Aug 25, 2020
Stephanie Kelton’s book The Deficit Myth released in June was just the latest in a series of books, blogs, articles, podcasts, and videos extoling the virtue of Modern Monetary Theory (or “MMT”). We’re told that governments that have sovereignty over their currency can afford a wide array of social programs from entitlement expansion to generous welfare benefits to the Green New Deal. Leftist are ecstatic that they finally have an answer to the Right’s persistent question “how are you going to pay for all this stuff?”
But is MMT sound monetary policy? For that matter, what is monetary policy? What did famous economists like Milton Friedman and John Maynard Keynes have to say about monetary policy? Was it a mistake for America to get off the gold standard? What is the Federal Reserve, and why can’t they seem to leave the interest rate alone? Do deficits matter? If so, how?
For most, monetary policy may sound like a subject that’s dreadfully complicated or—far worse—boring. Yet this opaque subject matter is very important to our economic wellbeing. In fact, bad monetary policy greatly exacerbated economic downturns to the point of creating The Great Depression and The Great Recession. Sound monetary policy benefits us all, and it’s imperative we understand what sound—and not so sound—monetary policy looks like.

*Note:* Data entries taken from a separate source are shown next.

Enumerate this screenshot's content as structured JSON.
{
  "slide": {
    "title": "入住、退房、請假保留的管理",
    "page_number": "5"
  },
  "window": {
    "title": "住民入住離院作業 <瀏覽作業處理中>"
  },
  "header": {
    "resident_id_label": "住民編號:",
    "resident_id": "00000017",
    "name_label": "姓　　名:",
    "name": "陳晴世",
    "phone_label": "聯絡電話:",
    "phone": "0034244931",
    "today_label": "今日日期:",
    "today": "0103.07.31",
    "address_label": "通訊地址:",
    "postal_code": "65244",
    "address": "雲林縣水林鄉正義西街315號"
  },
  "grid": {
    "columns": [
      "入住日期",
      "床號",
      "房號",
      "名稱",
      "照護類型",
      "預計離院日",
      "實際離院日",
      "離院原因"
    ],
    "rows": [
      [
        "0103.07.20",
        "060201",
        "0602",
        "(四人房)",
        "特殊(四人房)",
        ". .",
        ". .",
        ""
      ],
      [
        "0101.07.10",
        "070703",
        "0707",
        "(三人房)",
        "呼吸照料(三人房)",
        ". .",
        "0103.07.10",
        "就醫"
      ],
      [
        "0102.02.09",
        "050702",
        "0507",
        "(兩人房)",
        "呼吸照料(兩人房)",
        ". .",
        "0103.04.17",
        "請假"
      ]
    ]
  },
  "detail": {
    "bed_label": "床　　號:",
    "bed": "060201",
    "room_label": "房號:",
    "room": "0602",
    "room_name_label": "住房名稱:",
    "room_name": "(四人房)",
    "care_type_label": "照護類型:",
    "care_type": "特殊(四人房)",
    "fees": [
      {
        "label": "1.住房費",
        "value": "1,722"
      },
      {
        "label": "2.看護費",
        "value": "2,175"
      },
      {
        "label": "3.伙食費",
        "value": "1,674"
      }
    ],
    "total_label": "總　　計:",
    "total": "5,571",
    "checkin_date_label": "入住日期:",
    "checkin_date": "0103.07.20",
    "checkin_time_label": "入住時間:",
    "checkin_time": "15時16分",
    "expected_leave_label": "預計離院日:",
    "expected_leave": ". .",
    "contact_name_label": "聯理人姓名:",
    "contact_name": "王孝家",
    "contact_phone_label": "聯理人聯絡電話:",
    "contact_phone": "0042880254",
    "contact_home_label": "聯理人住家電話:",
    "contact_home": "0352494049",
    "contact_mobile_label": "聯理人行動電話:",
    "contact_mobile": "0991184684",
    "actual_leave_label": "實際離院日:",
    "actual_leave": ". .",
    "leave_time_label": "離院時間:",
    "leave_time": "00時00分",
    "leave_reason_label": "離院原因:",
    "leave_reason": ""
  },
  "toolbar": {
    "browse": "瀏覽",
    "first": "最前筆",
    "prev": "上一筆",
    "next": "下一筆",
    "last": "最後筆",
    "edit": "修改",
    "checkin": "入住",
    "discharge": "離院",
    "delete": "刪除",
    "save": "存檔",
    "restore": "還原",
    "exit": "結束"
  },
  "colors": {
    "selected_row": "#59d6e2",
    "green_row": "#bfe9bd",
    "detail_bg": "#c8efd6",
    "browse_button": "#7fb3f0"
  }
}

Returning guest and friend to the podcast Joseph Sternberg joins Josh in a discussion on monetary policy that’s both digestible and engaging. We last heard from Joseph in episode 35 when he dropped by to discuss his book The Theft of a Decade: How the Baby Boomers Stole the Millennials’ Economic Future.
Joseph is a member of the editorial board of The Wall Street Journal, where he writes the Political Economics column. He joined the Journal in 2006 as an editorial writer in Hong Kong, where he also edited the Business Asia column. He currently lives in London. He graduated from The College of William and Mary in Williamsburg, Virginia with an economics major.